Ken Burns film does a good job relating the mechanics of acquiring the false confessions, some of which are still on tape. When I saw first photos of the suspects, it struck me they didn’t have that blank dead-eyed look that one had learned to associate with teenage murderers. They looked instead kind of normal, as if they could have been classmates in my kids’ (private) school. They had parents vouching for them. But we all, at the conservative Post and elsewhere (including even liberal tribunes like the famous Pete Hamill) believed the cops.
If Burns’s film has a failing, it is its failure to explore the real thoughts of the detectives, or subsequently, the two prosecutors, Elizabeth Lederer and Linda Fairstein, who put their game faces on and successfully prosecuted young people most in the city thought deserved to rot in jail. We now want to know whether the two suspected at the time their case was bogus. They must have, it seems to me. They had authority, and expertise, and they misused it. On the other hand, they had ambitions, and a city which needed arrests and convictions. Some unseen voice—expressing the general will of crime-fearing New York—must have overridden their professional judgment.

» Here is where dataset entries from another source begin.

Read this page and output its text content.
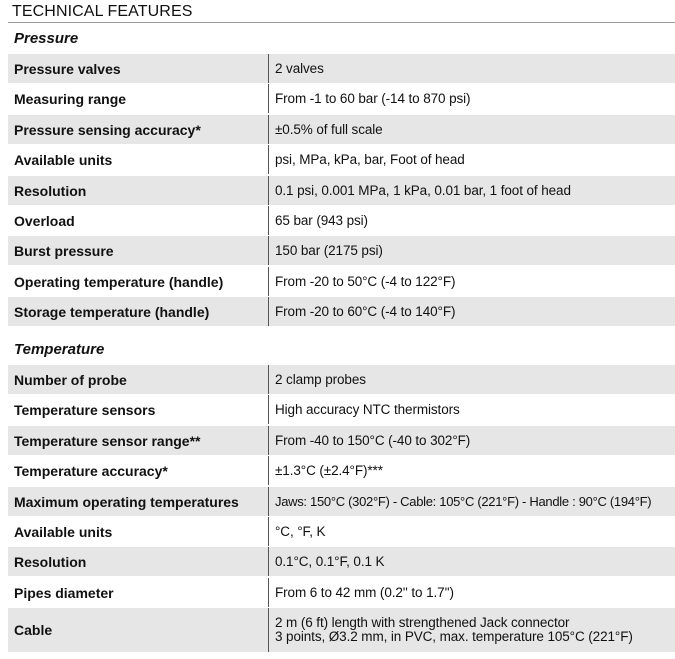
TECHNICAL FEATURES
Pressure
Pressure valves	2 valves
Measuring range	From -1 to 60 bar (-14 to 870 psi)
Pressure sensing accuracy*	±0.5% of full scale
Available units	psi, MPa, kPa, bar, Foot of head
Resolution	0.1 psi, 0.001 MPa, 1 kPa, 0.01 bar, 1 foot of head
Overload	65 bar (943 psi)
Burst pressure	150 bar (2175 psi)
Operating temperature (handle)	From -20 to 50°C (-4 to 122°F)
Storage temperature (handle)	From -20 to 60°C (-4 to 140°F)
Temperature
Number of probe	2 clamp probes
Temperature sensors	High accuracy NTC thermistors
Temperature sensor range**	From -40 to 150°C (-40 to 302°F)
Temperature accuracy*	±1.3°C (±2.4°F)***
Maximum operating temperatures	Jaws: 150°C (302°F) - Cable: 105°C (221°F) - Handle : 90°C (194°F)
Available units	°C, °F, K
Resolution	0.1°C, 0.1°F, 0.1 K
Pipes diameter	From 6 to 42 mm (0.2'' to 1.7'')
Cable	2 m (6 ft) length with strengthened Jack connector
3 points, Ø3.2 mm, in PVC, max. temperature 105°C (221°F)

In the Burns film one sees a lot of young men, released from prison in 2002, now in their 30s, getting along more or less okay though robbed of their youth. They appear weary, sensitive. It’s odd to see their faces, so familiar to newspaper readers in those years 1989 and 1990, so different now but still so easily recognizable.
There’s no obvious moral here. The New York cops, I continue to believe, are as good a major-city police force as exists in the contemporary world. Still they made a terrible mistake. Those who believed them included everyone I knew in New York City, including some very smart and accomplished people. It’s a recognition which humbles.
Update: An earlier version of this post was run prematurely, it has been updated.